Data architecture describes the structure of data used by a business and its applications by mapping the data artifacts to data qualities, applications, locations etc.
2000 years ago the roman writer, architect and engineer Marcus Vitruvius Pollio wrote that a structure must exhibit the three qualities of firmitas, utilitas, venustas — that is, it must be strong or durable, useful, and beautiful.
I have worked with data quality for many years and always been a bit disappointed about the lack of (at)traction that has been around data quality issues. Perhaps the lack of attraction is due to that we focus so much on strength, durability and usefulness and too little about beauty – or at least attractiveness.
But how do the three qualities apply to data quality?
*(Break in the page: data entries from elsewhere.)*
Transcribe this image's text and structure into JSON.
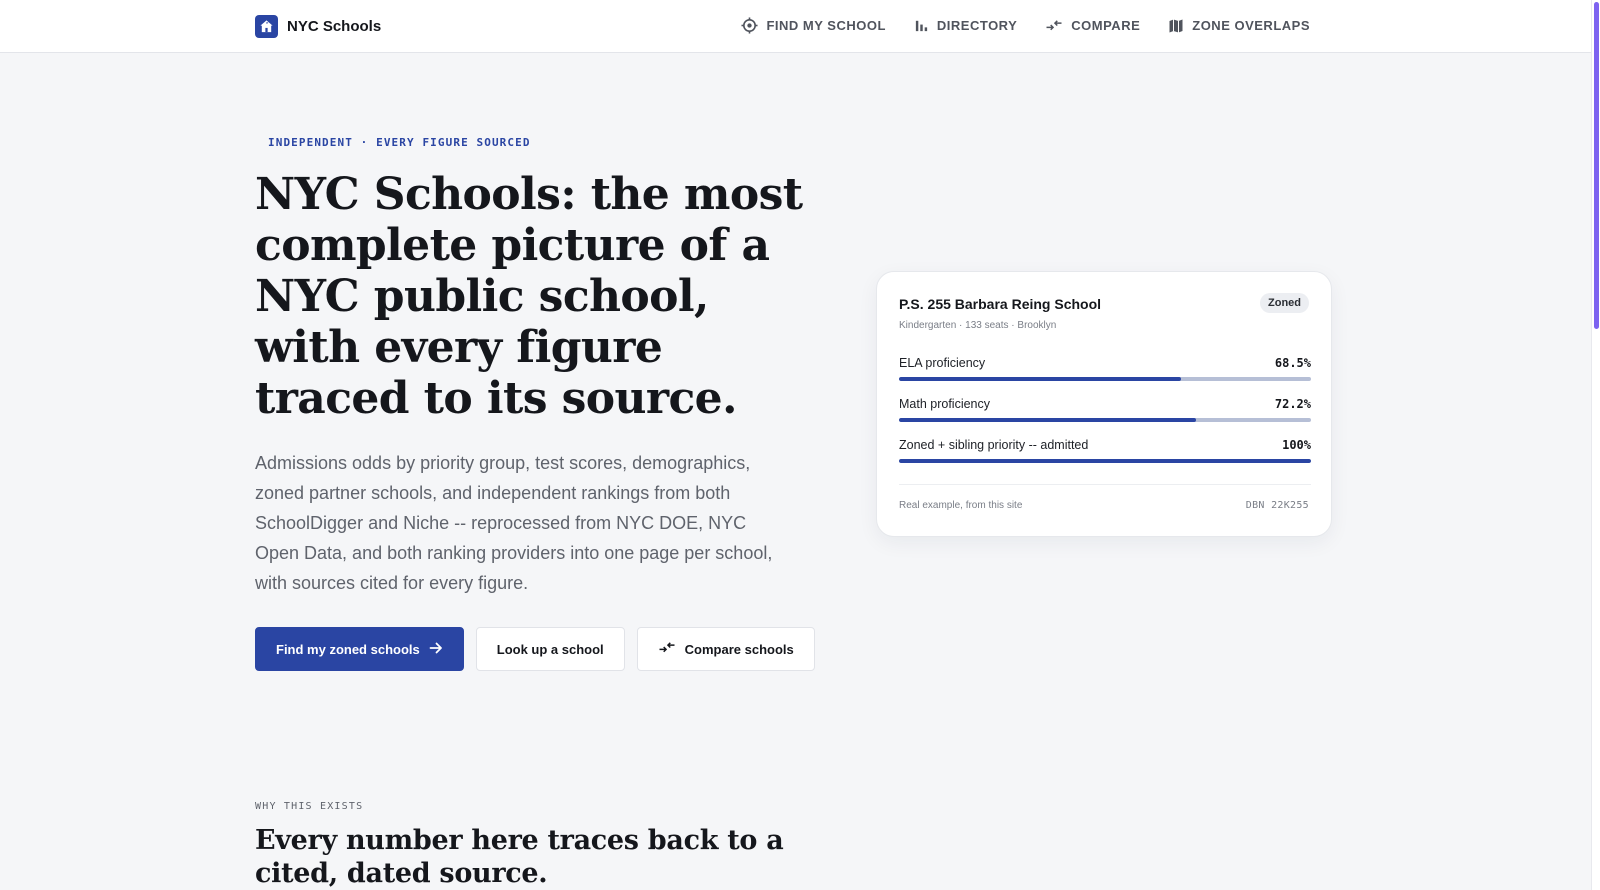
{
  "brand": {
    "name": "NYC Schools",
    "logo_icon": "school-house-icon",
    "accent": "#2a45a3"
  },
  "nav": [
    {
      "label": "FIND MY SCHOOL",
      "icon": "target-icon"
    },
    {
      "label": "DIRECTORY",
      "icon": "bar-chart-icon"
    },
    {
      "label": "COMPARE",
      "icon": "compare-arrows-icon"
    },
    {
      "label": "ZONE OVERLAPS",
      "icon": "map-icon"
    }
  ],
  "hero": {
    "eyebrow": "INDEPENDENT · EVERY FIGURE SOURCED",
    "title": "NYC Schools: the most complete picture of a NYC public school, with every figure traced to its source.",
    "subtitle": "Admissions odds by priority group, test scores, demographics, zoned partner schools, and independent rankings from both SchoolDigger and Niche -- reprocessed from NYC DOE, NYC Open Data, and both ranking providers into one page per school, with sources cited for every figure.",
    "buttons": {
      "primary": "Find my zoned schools",
      "lookup": "Look up a school",
      "compare": "Compare schools"
    }
  },
  "card": {
    "school_name": "P.S. 255 Barbara Reing School",
    "badge": "Zoned",
    "meta": "Kindergarten · 133 seats · Brooklyn",
    "metrics": [
      {
        "label": "ELA proficiency",
        "value": "68.5%",
        "fraction": 0.685
      },
      {
        "label": "Math proficiency",
        "value": "72.2%",
        "fraction": 0.722
      },
      {
        "label": "Zoned + sibling priority -- admitted",
        "value": "100%",
        "fraction": 1.0
      }
    ],
    "footer_left": "Real example, from this site",
    "footer_right": "DBN 22K255"
  },
  "section": {
    "eyebrow": "WHY THIS EXISTS",
    "title": "Every number here traces back to a cited, dated source."
  }
}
- Firmitas, strength and durability, is connected to technology and how we tend to make our data be as close to reflecting real world objects as possible in terms as uniqueness, completeness, timeliness, validity, accuracy and consistency.
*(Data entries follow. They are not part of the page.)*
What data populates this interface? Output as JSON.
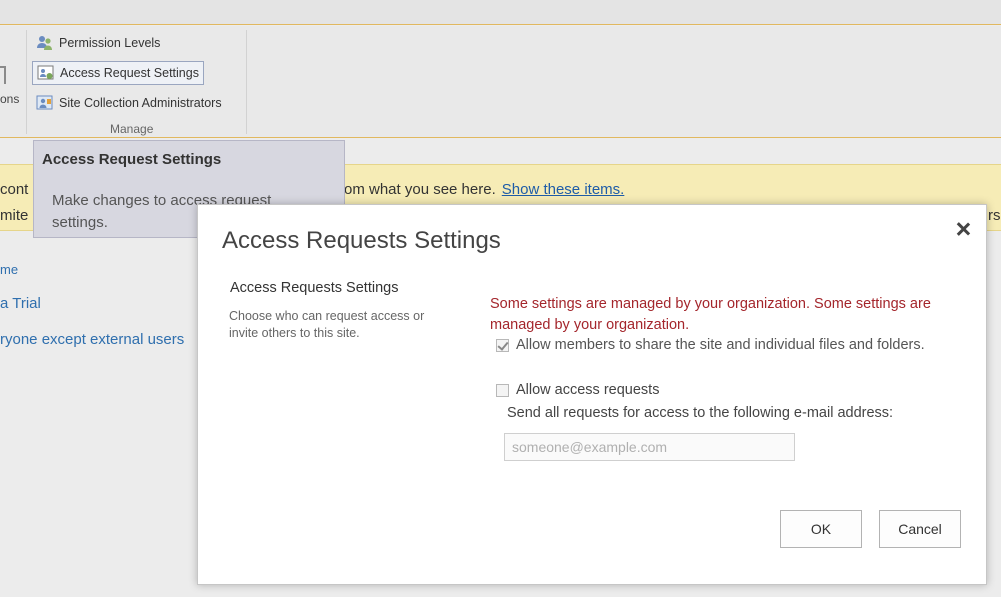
{
  "ribbon": {
    "left_fragment": "ons",
    "items": [
      {
        "label": "Permission Levels",
        "icon": "people-icon"
      },
      {
        "label": "Access Request Settings",
        "icon": "access-request-icon"
      },
      {
        "label": "Site Collection Administrators",
        "icon": "site-admin-icon"
      }
    ],
    "group_label": "Manage"
  },
  "infobar": {
    "line1_left": "cont",
    "line1_right": "om what you see here.",
    "link": "Show these items.",
    "line2_left": "mite",
    "line2_right": "rs."
  },
  "background_links": {
    "home": "me",
    "trial": "a Trial",
    "everyone": "ryone except external users"
  },
  "tooltip": {
    "title": "Access Request Settings",
    "body": "Make changes to access request settings."
  },
  "dialog": {
    "title": "Access Requests Settings",
    "section_title": "Access Requests Settings",
    "section_desc": "Choose who can request access or invite others to this site.",
    "warning": "Some settings are managed by your organization. Some settings are managed by your organization.",
    "allow_sharing_label": "Allow members to share the site and individual files and folders.",
    "allow_requests_label": "Allow access requests",
    "email_label": "Send all requests for access to the following e-mail address:",
    "email_value": "",
    "email_placeholder": "someone@example.com",
    "ok_label": "OK",
    "cancel_label": "Cancel"
  },
  "colors": {
    "warning": "#a4262c",
    "link": "#1e5ca8",
    "infobar": "#f6ecb6",
    "accent_line": "#e1b85f"
  }
}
- Utilitas, usefulness, is connected to how we use data as information in business processes. Often “fit for purpose” is stated as a goal for data quality improvement – which makes it hard when multiple purposes exist in an organization.
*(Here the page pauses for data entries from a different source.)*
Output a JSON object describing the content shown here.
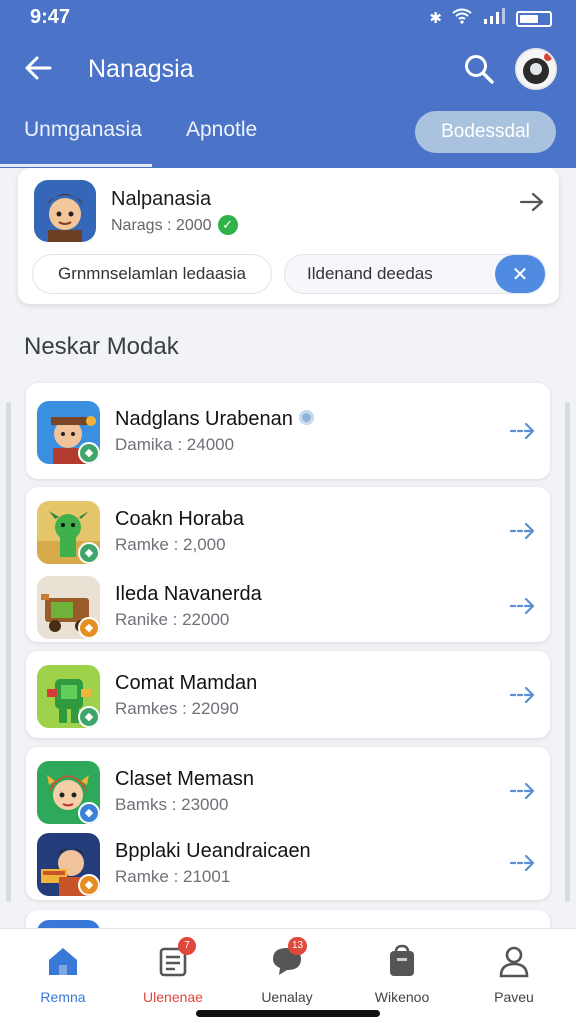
{
  "status_bar": {
    "time": "9:47",
    "icons": [
      "bluetooth-icon",
      "wifi-icon",
      "signal-icon",
      "battery-icon"
    ]
  },
  "header": {
    "title": "Nanagsia",
    "tabs": [
      {
        "label": "Unmganasia"
      },
      {
        "label": "Apnotle"
      }
    ],
    "chip_label": "Bodessdal"
  },
  "profile": {
    "name": "Nalpanasia",
    "subtitle": "Narags : 2000",
    "filter_left": "Grnmnselamlan ledaasia",
    "filter_right": "Ildenand deedas"
  },
  "section_title": "Neskar Modak",
  "list": [
    {
      "title": "Nadglans Urabenan",
      "meta": "Damika : 24000"
    },
    {
      "title": "Coakn Horaba",
      "meta": "Ramke : 2,000"
    },
    {
      "title": "Ileda Navanerda",
      "meta": "Ranike : 22000"
    },
    {
      "title": "Comat Mamdan",
      "meta": "Ramkes : 22090"
    },
    {
      "title": "Claset Memasn",
      "meta": "Bamks : 23000"
    },
    {
      "title": "Bpplaki Ueandraicaen",
      "meta": "Ramke : 21001"
    }
  ],
  "bottom_nav": [
    {
      "label": "Remna",
      "icon": "home-icon"
    },
    {
      "label": "Ulenenae",
      "icon": "document-icon",
      "badge": "7"
    },
    {
      "label": "Uenalay",
      "icon": "chat-icon",
      "badge": "13"
    },
    {
      "label": "Wikenoo",
      "icon": "bag-icon"
    },
    {
      "label": "Paveu",
      "icon": "profile-icon"
    }
  ],
  "colors": {
    "header": "#4b74c9",
    "accent": "#4f8be0",
    "active_nav": "#3a78d8",
    "selected_nav_label": "#e0483b",
    "badge": "#e0483b",
    "verified": "#2fb24a"
  }
}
- Venustas – beauty or attractiveness – is connected to the mindset of people. Often we blame poor data quality on the people putting data into the data stores and direct initiatives that way using a whip called data governance. But probably we will get more attraction from people if we make or show quality data more attractive.
If you consider yourself a data quality professional – being a tool maker, expert, whatever – you got to get up from the sewers and make and show some attractive data in the halls of the fine buildings. You know how hard it is to make quality data – but do tell about the success stories.